Horses come in a wide variety of varieties around the world. They’re used for various purposes, from working animals to athletes in equestrian sports.
They’re also very fascinating animals. There are many facts about them that you might need to learn.
We’ve rounded up some that are sure to surprise you!
The eyes are essential to a horse’s sensory and communication abilities. They are also a significant indicator of a horse’s health and well-being!
The eye comprises the retina, which converts light energy into chemical energy. The optic nerve, found at the back of the eye, transmits visual data to the brain. Zoe Reardon captures the beauty of horses showing the world in their eyes.
Horses have some of the most enormous eyes of any land mammal. This indicates that horses have a roughly 350° field of vision, with 65° of that being binocular and the remaining 285° monocular.
The nose is a complex organ that allows horses to smell and taste. The trachea, which acts as the entrance to the respiratory system, is where air enters the lungs to be breathed in and receive oxygen.
The equine nose is separated into two chambers by the nasal septum, which is made of bone and cartilage. Diseases of the nasal septum are uncommon.
They can include traumatic injury to the bridge of the nose as a juvenile, thickening or deviation of the septum, and diseases like amyloidosis or fungal infection.
The ears are essential to your horse’s overall health and well-being. They help your horse detect sounds and alert them to dangers.
The ear is a complex organ that includes the pinnae (the parts of the ear covered with skin, fur, or hair), ear canals, and eardrums.
The ears are very mobile and can rotate independently of each other, allowing horses to pinpoint where a sound originated.
This will enable them to listen for rustles or different sounds that may indicate a predator is nearby.
One of the most exciting aspects of horses is their hooves. They are a unique piece of anatomy, requiring proper care and management to be healthy.
A horse’s hooves are made of keratin, a fibrous protein resembling other mammals’ nails and claws. This keratin protects the hoof wall from wear and tear and allows it to grow in layers.
Horses have 36 to 44 permanent teeth (incisors and canines). They also have 12 premolars and molars, or cheek teeth.
Teeth have three essential functions for horses: They help them clip grass as they graze, grind food before swallowing, and fight off predators.

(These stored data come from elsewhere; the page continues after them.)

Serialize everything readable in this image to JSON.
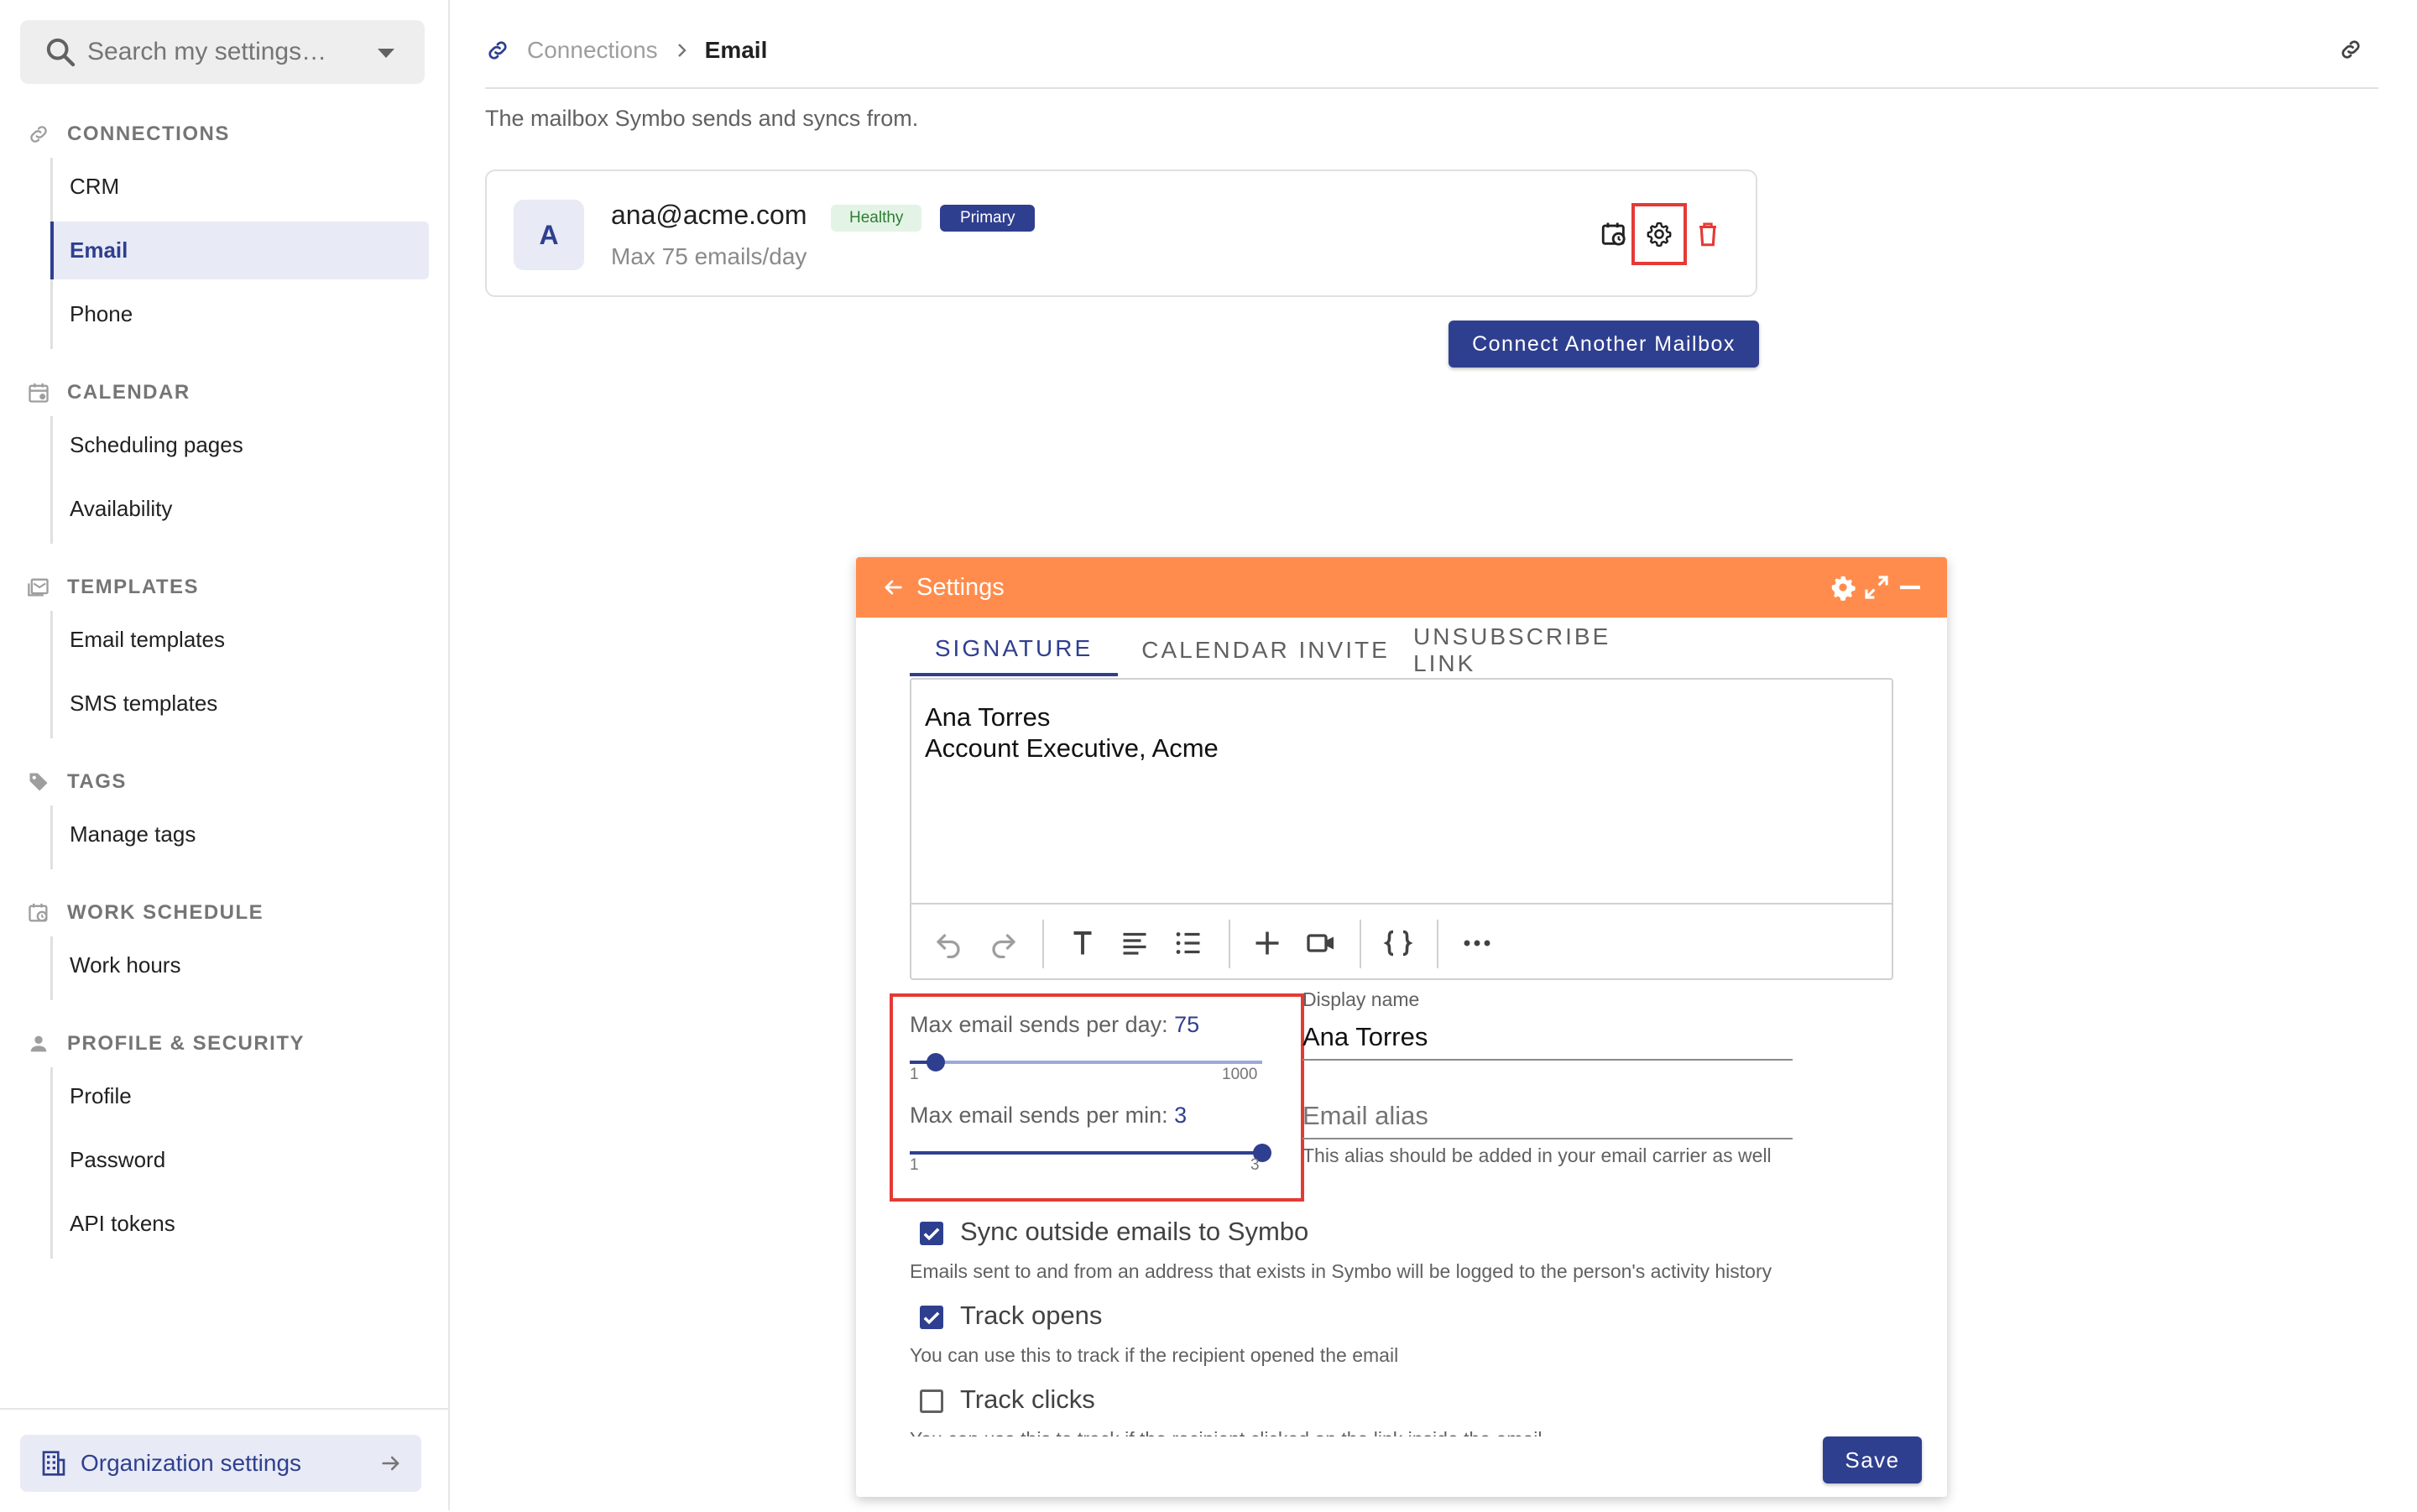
{
  "sidebar": {
    "search_placeholder": "Search my settings…",
    "sections": [
      {
        "title": "CONNECTIONS",
        "icon": "link-icon",
        "items": [
          "CRM",
          "Email",
          "Phone"
        ]
      },
      {
        "title": "CALENDAR",
        "icon": "calendar-icon",
        "items": [
          "Scheduling pages",
          "Availability"
        ]
      },
      {
        "title": "TEMPLATES",
        "icon": "template-icon",
        "items": [
          "Email templates",
          "SMS templates"
        ]
      },
      {
        "title": "TAGS",
        "icon": "tag-icon",
        "items": [
          "Manage tags"
        ]
      },
      {
        "title": "WORK SCHEDULE",
        "icon": "calendar-clock-icon",
        "items": [
          "Work hours"
        ]
      },
      {
        "title": "PROFILE & SECURITY",
        "icon": "person-icon",
        "items": [
          "Profile",
          "Password",
          "API tokens"
        ]
      }
    ],
    "active_item": "Email",
    "footer_label": "Organization settings"
  },
  "header": {
    "breadcrumb_parent": "Connections",
    "breadcrumb_current": "Email",
    "description": "The mailbox Symbo sends and syncs from."
  },
  "mailbox": {
    "avatar_letter": "A",
    "email": "ana@acme.com",
    "health_badge": "Healthy",
    "primary_badge": "Primary",
    "limit_text": "Max 75 emails/day"
  },
  "connect_button": "Connect Another Mailbox",
  "settings_panel": {
    "title": "Settings",
    "tabs": [
      "SIGNATURE",
      "CALENDAR INVITE",
      "UNSUBSCRIBE LINK"
    ],
    "active_tab": "SIGNATURE",
    "signature_text": "Ana Torres\nAccount Executive, Acme",
    "per_day": {
      "label": "Max email sends per day:",
      "value": "75",
      "min": "1",
      "max": "1000",
      "value_num": 75,
      "min_num": 1,
      "max_num": 1000
    },
    "per_min": {
      "label": "Max email sends per min:",
      "value": "3",
      "min": "1",
      "max": "3",
      "value_num": 3,
      "min_num": 1,
      "max_num": 3
    },
    "display_name_label": "Display name",
    "display_name_value": "Ana Torres",
    "email_alias_placeholder": "Email alias",
    "email_alias_help": "This alias should be added in your email carrier as well",
    "sync_label": "Sync outside emails to Symbo",
    "sync_help": "Emails sent to and from an address that exists in Symbo will be logged to the person's activity history",
    "sync_checked": true,
    "track_opens_label": "Track opens",
    "track_opens_help": "You can use this to track if the recipient opened the email",
    "track_opens_checked": true,
    "track_clicks_label": "Track clicks",
    "track_clicks_help": "You can use this to track if the recipient clicked on the link inside the email",
    "track_clicks_checked": false,
    "save_label": "Save"
  },
  "colors": {
    "accent": "#2f3f8f",
    "panel_header": "#ff8c4c",
    "highlight": "#e53935",
    "healthy_bg": "#e3f4e6"
  }
}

These specialized teeth must align and grind together smoothly so the horse can process food. Improper tooth wear can result in painful conditions that must be addressed regularly.

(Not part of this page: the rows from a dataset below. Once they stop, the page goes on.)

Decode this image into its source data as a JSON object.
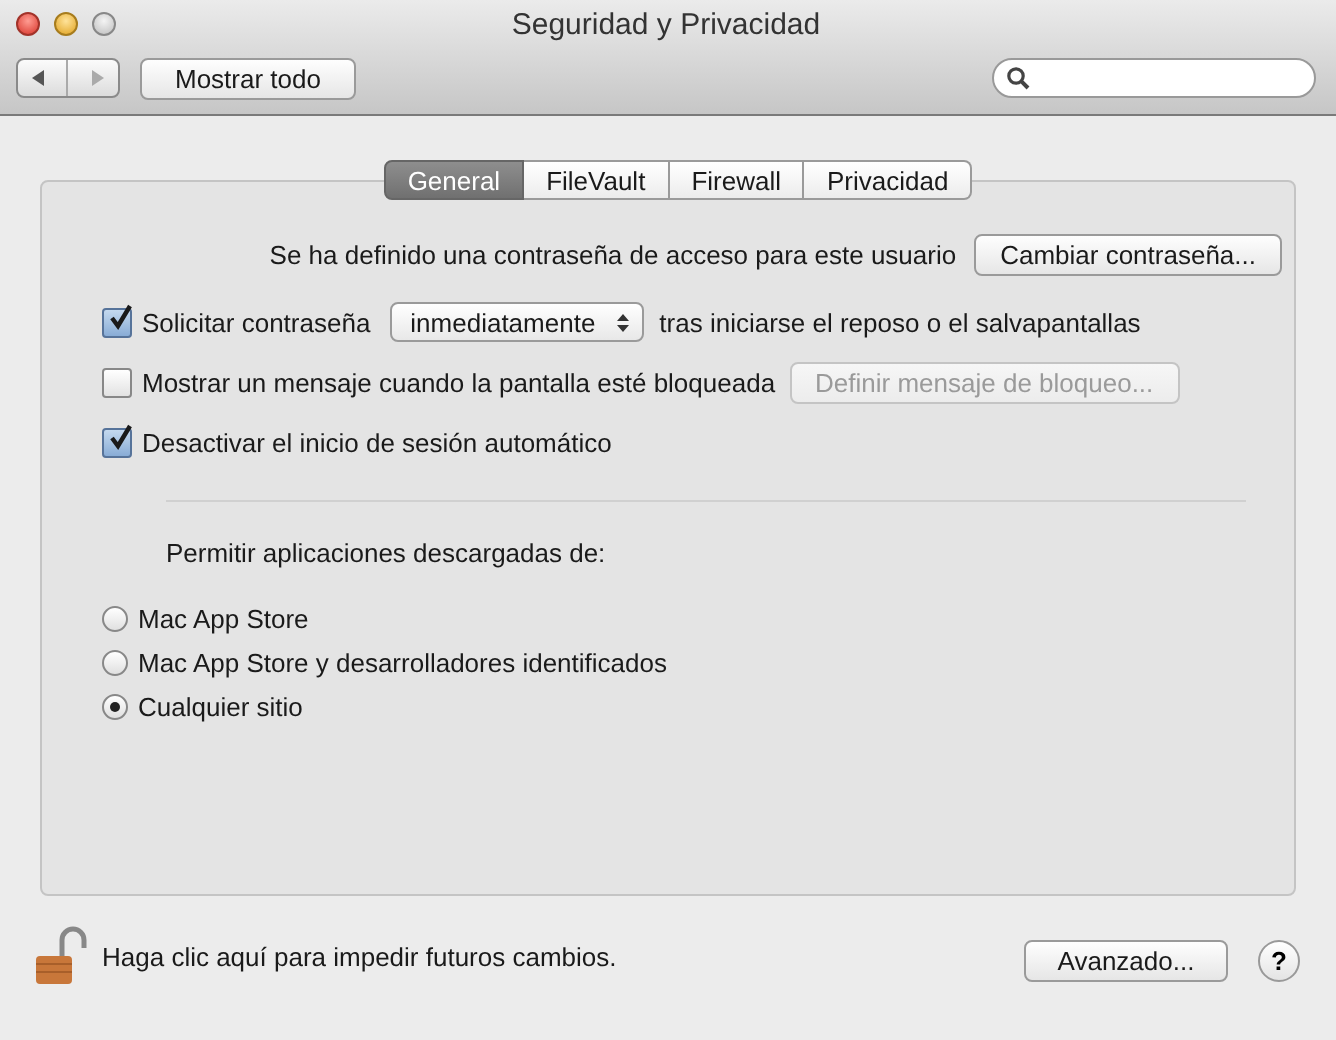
{
  "window": {
    "title": "Seguridad y Privacidad"
  },
  "toolbar": {
    "show_all_button": "Mostrar todo"
  },
  "tabs": [
    {
      "label": "General",
      "selected": true
    },
    {
      "label": "FileVault",
      "selected": false
    },
    {
      "label": "Firewall",
      "selected": false
    },
    {
      "label": "Privacidad",
      "selected": false
    }
  ],
  "password_row": {
    "label": "Se ha definido una contraseña de acceso para este usuario",
    "button": "Cambiar contraseña..."
  },
  "options": [
    {
      "kind": "checkbox-select",
      "label": "Solicitar contraseña",
      "checked": true,
      "select_value": "inmediatamente",
      "suffix": "tras iniciarse el reposo o el salvapantallas"
    },
    {
      "kind": "checkbox-button",
      "label": "Mostrar un mensaje cuando la pantalla esté bloqueada",
      "checked": false,
      "button": "Definir mensaje de bloqueo...",
      "button_disabled": true
    },
    {
      "kind": "checkbox",
      "label": "Desactivar el inicio de sesión automático",
      "checked": true
    }
  ],
  "downloads": {
    "label": "Permitir aplicaciones descargadas de:",
    "options": [
      {
        "label": "Mac App Store",
        "selected": false
      },
      {
        "label": "Mac App Store y desarrolladores identificados",
        "selected": false
      },
      {
        "label": "Cualquier sitio",
        "selected": true
      }
    ]
  },
  "footer": {
    "locked": false,
    "lock_text": "Haga clic aquí para impedir futuros cambios.",
    "advanced_button": "Avanzado...",
    "help_button": "?"
  }
}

Bones are the structural framework of the skeletal system. They are vital for protecting and supporting the essential organs of the body.

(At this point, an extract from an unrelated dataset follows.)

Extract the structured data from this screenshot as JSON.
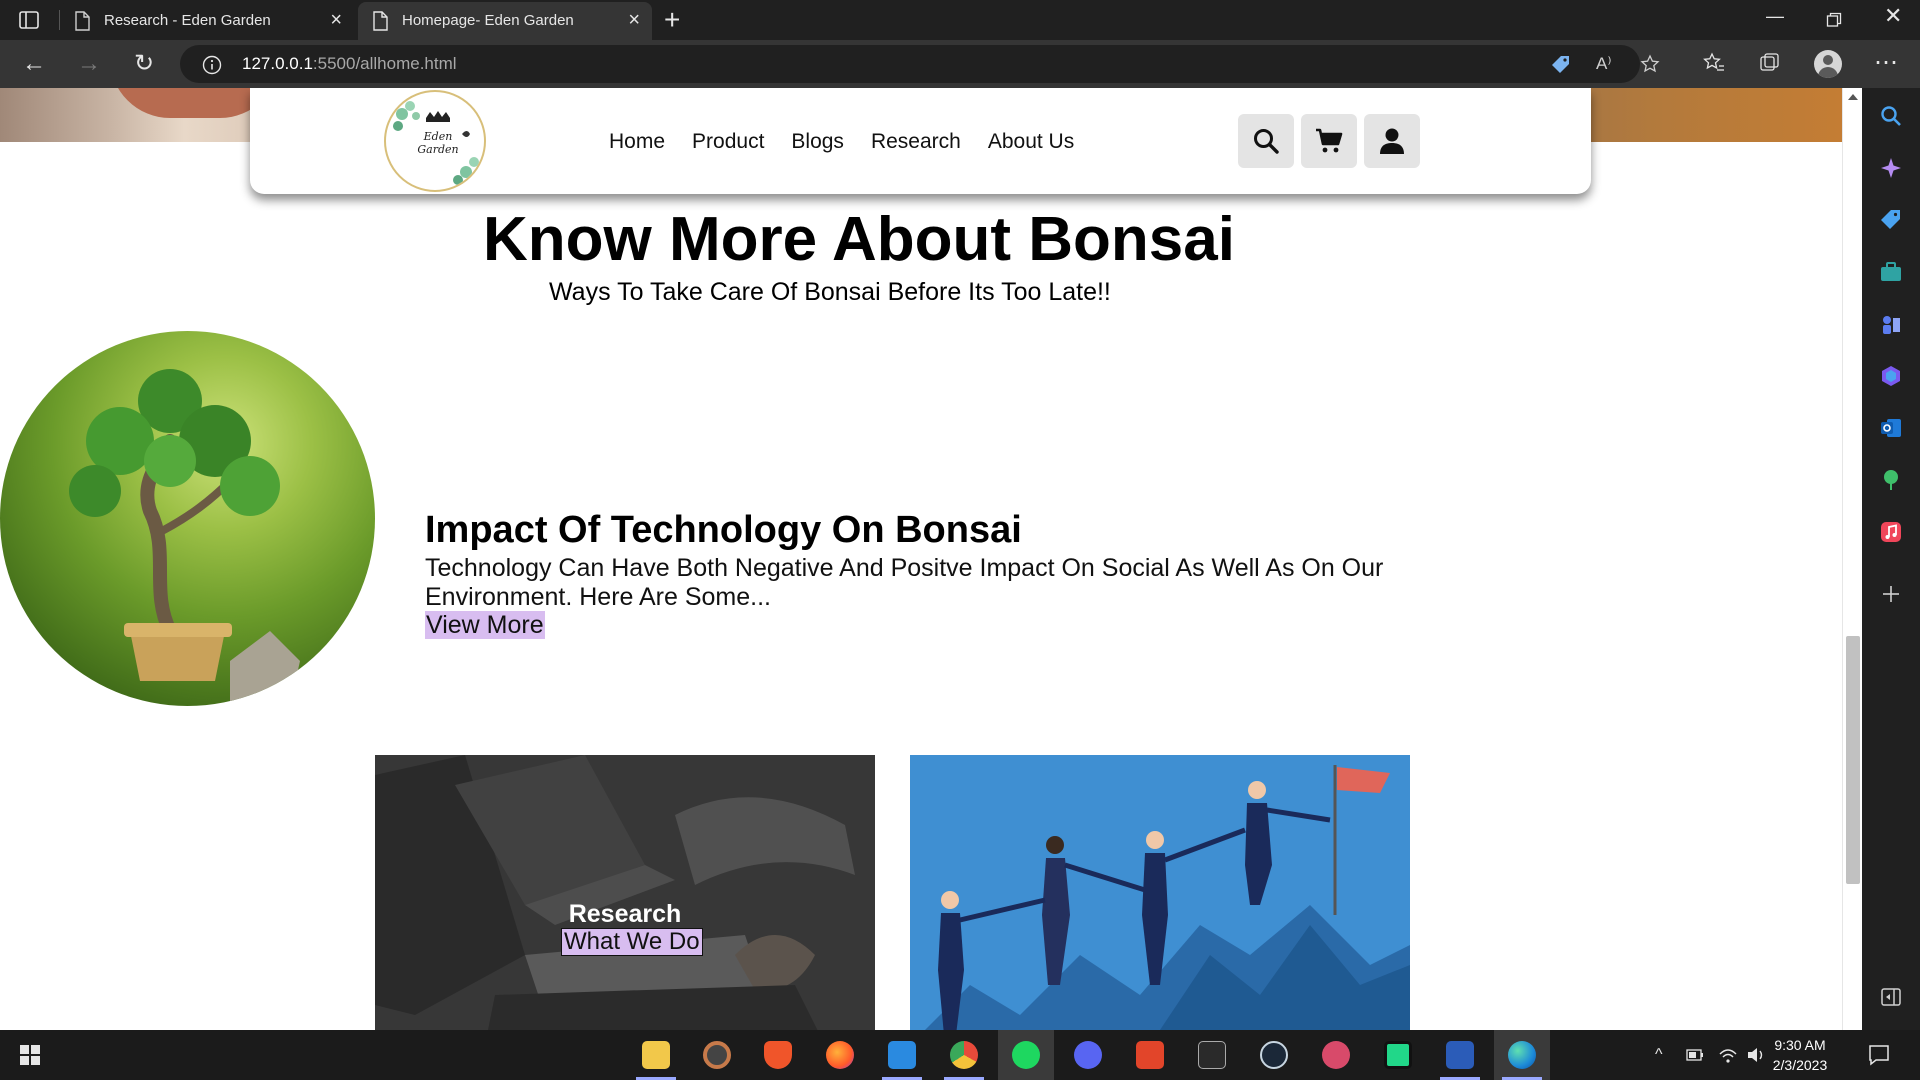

Horses have 205 bones, including the bones of their distal limbs and pelvic limb (ilium, ischium, pubic bone).
Long bones help to store minerals and act as levers; short bones absorb concussion and support the joints of the horse’s fetlock and pastern.
Bones are a very dynamic tissue, responding to changes in the amounts and ratios of calcium, phosphorus, and magnesium in their diet and the forces applied to them.
Complete bone mineralization lags behind growth in height and weight, so horses must be provided with periods of low-intensity training to give the bones time to remodel.
The horse’s brain is an essential part of the animal. It’s involved in learning, remembering, and communicating with humans.
The brain has billions of neurons that communicate constantly. They fire chemical messages (neurotransmitters) across junctions (synapses) between cells, forming links that strengthen with repeated firing.
Horses are highly social animals that display various emotions, including anger, jealousy, sadness, and loss. They are also very picky with whom they spend their time.
This study demonstrated that horses could recognize human emotions cross-modally, violating the expectancy paradigm, when facing pictures of emotional facial expressions (joy or anger) and hearing gentle or scolding nonverbal vocalizations.
This is an important finding because it indicates that horses have a memory for emotional behaviors in humans, said Maria J Hotzel, Ph.D., of the Federal University of Santa Catarina Laboratory of Applied Ethology and Animal Welfare.
About The Author:
Steve Barker is an independent blogger and content writer. He is a pharmacist and nutritionist by profession. He has vast knowledge in the healthcare field. He loves to share his thoughts with his informative pieces and connect with the audience.